Upgrade to GitLab 13.4.0 (b0481767fe4) killed all repositories

@brodock anything else I can help with lemme know.
not sure what to add to the issue there, I see that everything I could add there is already there

isn’t backup-etc doing just that ?!

if you copied what’s inside /etc/gitlab you are good, but the secrets are not part of the backup bundle, for security reasons

I do

gitlab-ctl backup-etc
gitlab-backup create

I understand first line backups the secrets and second one backups the repos, wikis, database…

You are right, with backup-etc this should be covered. We have two separate issues here, one is that the storage migration was left in inconsistent state when an exception occurred, which is not what we want to happen, so this should be fixed and I will investigate it on the original issue.

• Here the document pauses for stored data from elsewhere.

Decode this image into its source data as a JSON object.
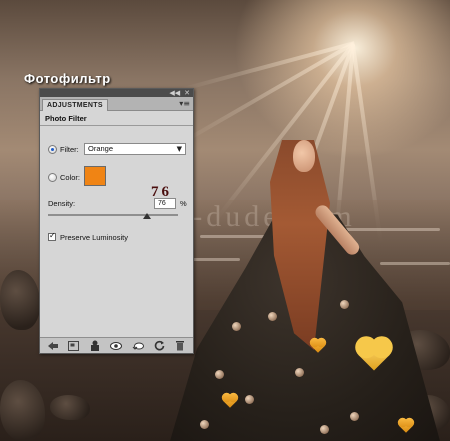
{
  "caption": {
    "title": "Фотофильтр"
  },
  "watermark": {
    "text": "www.psd-dude.com"
  },
  "overlay": {
    "density_value": "76"
  },
  "panel": {
    "tab": "ADJUSTMENTS",
    "title": "Photo Filter",
    "filter_label": "Filter:",
    "filter_value": "Orange",
    "filter_selected": true,
    "color_label": "Color:",
    "color_value": "#f08414",
    "density_label": "Density:",
    "density_value": "76",
    "density_unit": "%",
    "density_fraction": 0.76,
    "preserve_label": "Preserve Luminosity",
    "preserve_checked": true,
    "bottom_icons": [
      "back-icon",
      "expand-icon",
      "clip-layer-icon",
      "visibility-icon",
      "view-previous-icon",
      "reset-icon",
      "delete-icon"
    ]
  }
}
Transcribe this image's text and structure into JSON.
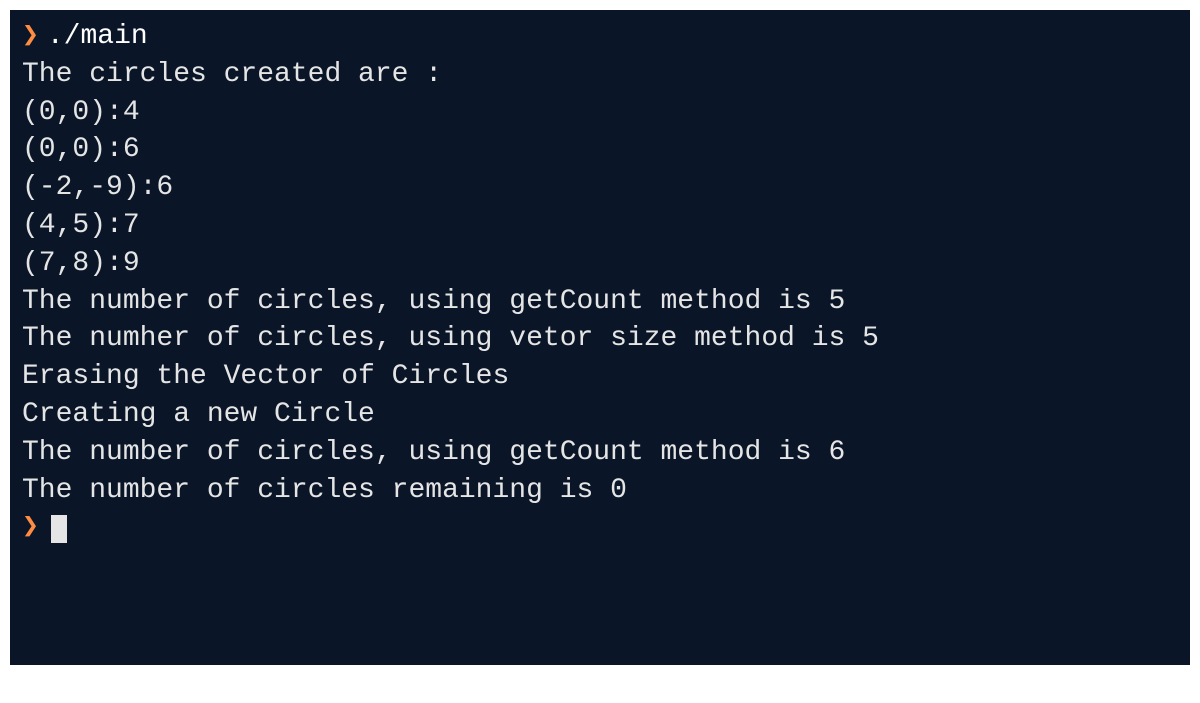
{
  "terminal": {
    "prompt_symbol": "❯",
    "command": "./main",
    "output": [
      "The circles created are :",
      "(0,0):4",
      "(0,0):6",
      "(-2,-9):6",
      "(4,5):7",
      "(7,8):9",
      "The number of circles, using getCount method is 5",
      "The numher of circles, using vetor size method is 5",
      "Erasing the Vector of Circles",
      "Creating a new Circle",
      "The number of circles, using getCount method is 6",
      "The number of circles remaining is 0"
    ]
  }
}
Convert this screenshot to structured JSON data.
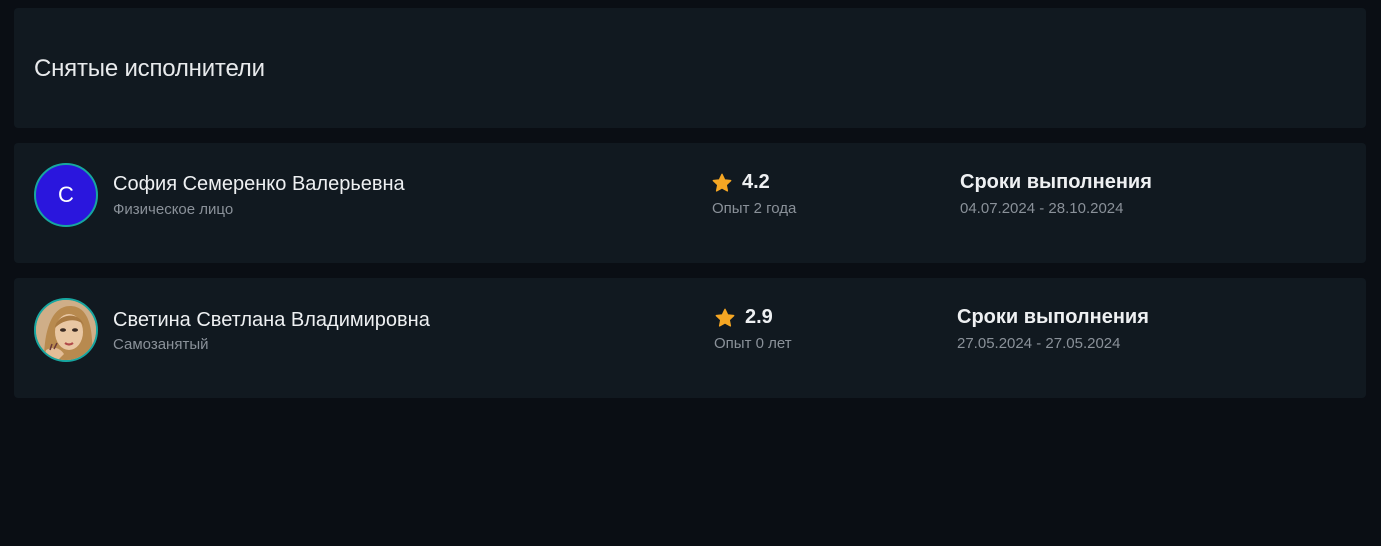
{
  "header": {
    "title": "Снятые исполнители"
  },
  "performers": [
    {
      "avatar_letter": "С",
      "name": "София Семеренко Валерьевна",
      "type": "Физическое лицо",
      "rating": "4.2",
      "experience": "Опыт 2 года",
      "terms_label": "Сроки выполнения",
      "terms_dates": "04.07.2024 - 28.10.2024"
    },
    {
      "avatar_letter": "",
      "name": "Светина Светлана Владимировна",
      "type": "Самозанятый",
      "rating": "2.9",
      "experience": "Опыт 0 лет",
      "terms_label": "Сроки выполнения",
      "terms_dates": "27.05.2024 - 27.05.2024"
    }
  ],
  "colors": {
    "background": "#0a0e14",
    "card": "#111920",
    "star": "#f5a623",
    "avatar_letter_bg": "#2a16dd",
    "avatar_border": "#17a6a0"
  }
}
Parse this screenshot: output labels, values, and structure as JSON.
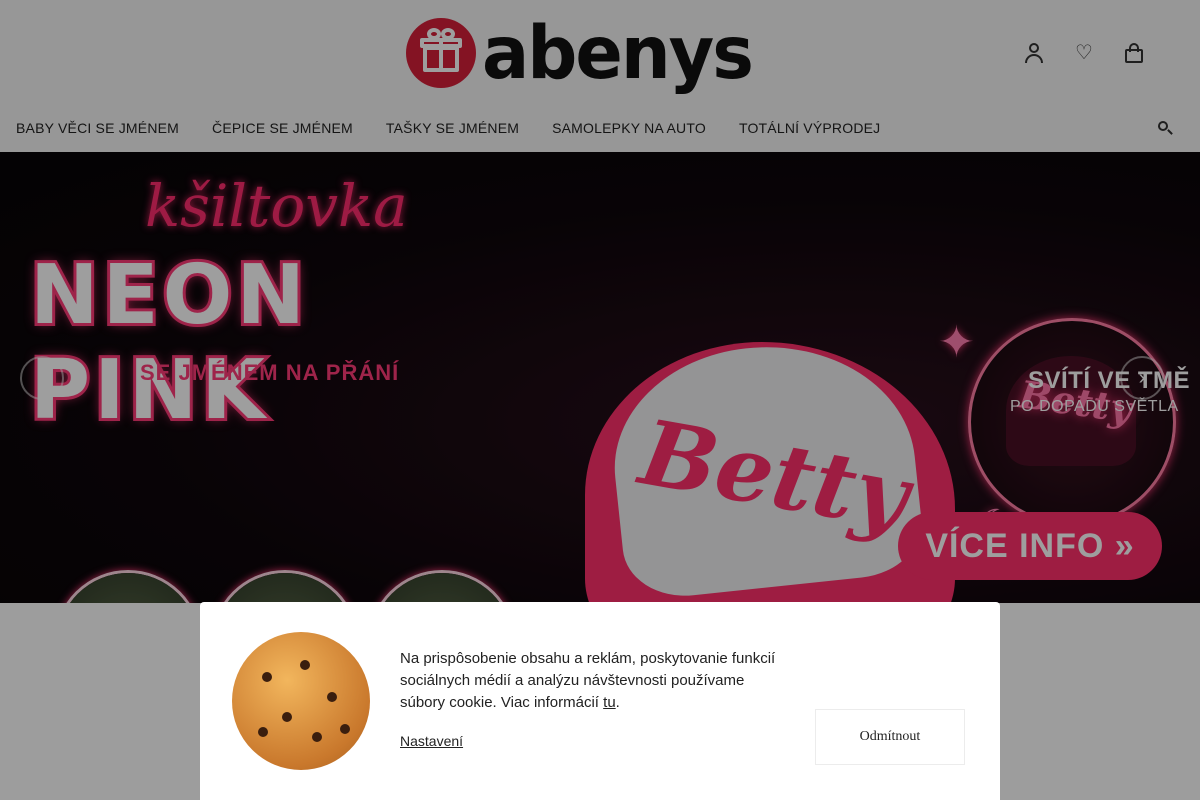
{
  "header": {
    "logo_text": "abenys",
    "icons": [
      "user-icon",
      "heart-icon",
      "cart-icon"
    ]
  },
  "nav": {
    "items": [
      "BABY VĚCI SE JMÉNEM",
      "ČEPICE SE JMÉNEM",
      "TAŠKY SE JMÉNEM",
      "SAMOLEPKY NA AUTO",
      "TOTÁLNÍ VÝPRODEJ"
    ],
    "search_icon": "search-icon"
  },
  "banner": {
    "script_title": "kšiltovka",
    "main_title": "NEON PINK",
    "subtitle": "SE JMÉNEM NA PŘÁNÍ",
    "cap_name": "Betty",
    "glow_title": "SVÍTÍ VE TMĚ",
    "glow_sub": "PO DOPADU SVĚTLA",
    "cta": "VÍCE INFO »",
    "prev_arrow": "‹",
    "next_arrow": "›",
    "accent_color": "#ff2f6b"
  },
  "cookie": {
    "text_before": "Na prispôsobenie obsahu a reklám, poskytovanie funkcií sociálnych médií a analýzu návštevnosti používame súbory cookie. Viac informácií ",
    "link": "tu",
    "text_after": ".",
    "settings": "Nastavení",
    "decline": "Odmítnout"
  }
}
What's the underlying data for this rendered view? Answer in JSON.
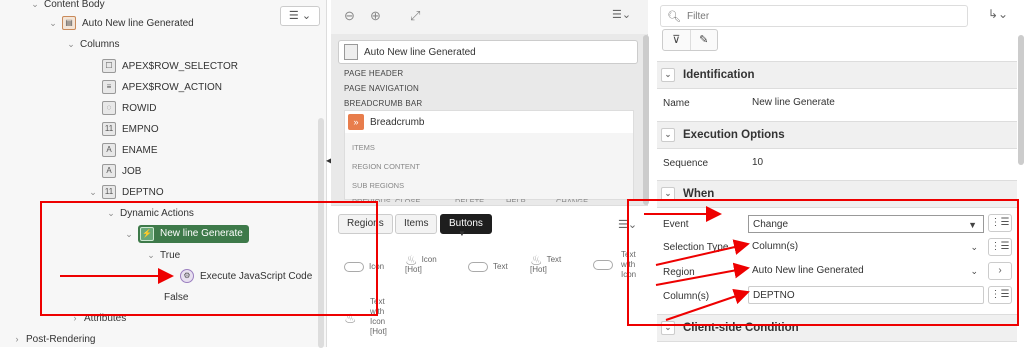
{
  "tree": {
    "items": [
      {
        "label": "Content Body",
        "chevron": "⌄"
      },
      {
        "label": "Auto New line Generated",
        "chevron": "⌄"
      },
      {
        "label": "Columns",
        "chevron": "⌄"
      },
      {
        "label": "APEX$ROW_SELECTOR"
      },
      {
        "label": "APEX$ROW_ACTION"
      },
      {
        "label": "ROWID"
      },
      {
        "label": "EMPNO"
      },
      {
        "label": "ENAME"
      },
      {
        "label": "JOB"
      },
      {
        "label": "DEPTNO",
        "chevron": "⌄"
      },
      {
        "label": "Dynamic Actions",
        "chevron": "⌄"
      },
      {
        "label": "New line Generate",
        "chevron": "⌄"
      },
      {
        "label": "True",
        "chevron": "⌄"
      },
      {
        "label": "Execute JavaScript Code"
      },
      {
        "label": "False"
      },
      {
        "label": "Attributes",
        "chevron": "›"
      },
      {
        "label": "Post-Rendering",
        "chevron": "›"
      }
    ]
  },
  "layout_panel": {
    "page_item": "Auto New line Generated",
    "labels": [
      "PAGE HEADER",
      "PAGE NAVIGATION",
      "BREADCRUMB BAR"
    ],
    "breadcrumb": "Breadcrumb",
    "sub_labels": [
      "ITEMS",
      "REGION CONTENT",
      "SUB REGIONS"
    ],
    "button_positions": [
      "PREVIOUS",
      "CLOSE",
      "DELETE",
      "HELP",
      "CHANGE"
    ]
  },
  "gallery": {
    "tabs": [
      "Regions",
      "Items",
      "Buttons"
    ],
    "active_tab": "Buttons",
    "items": [
      {
        "label": "Icon"
      },
      {
        "label": "Icon [Hot]"
      },
      {
        "label": "Text"
      },
      {
        "label": "Text [Hot]"
      },
      {
        "label": "Text with Icon"
      },
      {
        "label": "Text with Icon [Hot]"
      }
    ]
  },
  "property_editor": {
    "filter_placeholder": "Filter",
    "sections": [
      {
        "title": "Identification"
      },
      {
        "title": "Execution Options"
      },
      {
        "title": "When"
      },
      {
        "title": "Client-side Condition"
      }
    ],
    "name_label": "Name",
    "name_value": "New line Generate",
    "sequence_label": "Sequence",
    "sequence_value": "10",
    "event_label": "Event",
    "event_value": "Change",
    "selection_type_label": "Selection Type",
    "selection_type_value": "Column(s)",
    "region_label": "Region",
    "region_value": "Auto New line Generated",
    "columns_label": "Column(s)",
    "columns_value": "DEPTNO"
  },
  "colors": {
    "annotation": "#e00000",
    "selected": "#3e7a4a"
  },
  "icons": [
    "zoom-out-icon",
    "zoom-in-icon",
    "expand-icon",
    "menu-icon",
    "filter-icon",
    "edit-icon",
    "goto-icon",
    "list-icon"
  ]
}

The other is how you got your system in a situation where OpenSSL::Cipher::CipherError triggered. I’ve created another issue to follow up on an idea on how we could prevent that: https://gitlab.com/gitlab-org/gitlab/-/issues/262040

@arhi did you see any error on the logs regarding those two? We’ve seen during the hashed storage attempt on gitlab.com a few cases where the repositories had wrong permissions and because of that the migration scripts couldn’t move them from one folder to another.

the migration (in my case) failed with cipher error, some others had it fail with some other error, the failed migration is a big fail that should never happen… to be honest, “automated migration without explicit question to migrate is a huge fail!!!”… just like gitlab-ci will not update if it cannot make a backup I’d prevent it from doing anything if gitlab:doctor:secrets fails too. Also, “auto migration” … hm … just like you do not continue upgrade when you don’t make backup you can prevent update if there is still old style storage and request manual upgrade to hashed … now doc. states hashed will be mandatory in 14.0 so no need to migrate in 13.x why do you force it anyhow?! … in any case migration of storage system is not something I expect in the upgrade procedure :frowning: … it’s something I’ll do manually, first I’ll backup the %$#^#^+ out of the system, test if the backup is good by restoring it to a stage system, only then I’ll try to migrate the storage … doing it like this … well not the first gray hair I got nor the last but I could really skipped this stress :smiley: :smiley: :smiley:

now how this cipher error happened - no idea, we copied etc and restored backup and everything worked ok for few updates… no way to turn back time to see what got messed up so dunno what info I can add about it

nope, no errors, the migrate script was finishing without reporting any errors anywhere but the repos were not being migrated (file permissions were ok I checked that before I decided to delete .wiki to see what will happen) … I’m not a ruby person so I don’t know how this all works, I tried to find out what migration actually does but could not find the script where it is done, but it looked to me that when the crypto thing was solved the migration script returned the repo files from the hashed to the old but did not move the .wiki files for some reason so in the @hashed structure the wiki data was left alone and in the old style repo was stored but there was a .wiki “excess” in the old style … this .wiki then prevented migration of the repo so when I deleted the .wiki the repo was migrated and the old wiki data that was there from the first migration try was now joined with the repo … should be possible to track this trough the script but … I don’t do ruby

I understand your frustration, and I’m sorry this caused issues for you. Let me explain the decisions we made and why:

In 13.0 release post we warned that legacy storage was discouraged from that point ahead, and that we would automatically migrate them two releases ahead: GitLab 13.0 released with Gitaly Clusters, Epic Hierarchy on Roadmaps, and Auto Deploy to ECS | GitLab (we actually allowed 2 extra releases to be sure).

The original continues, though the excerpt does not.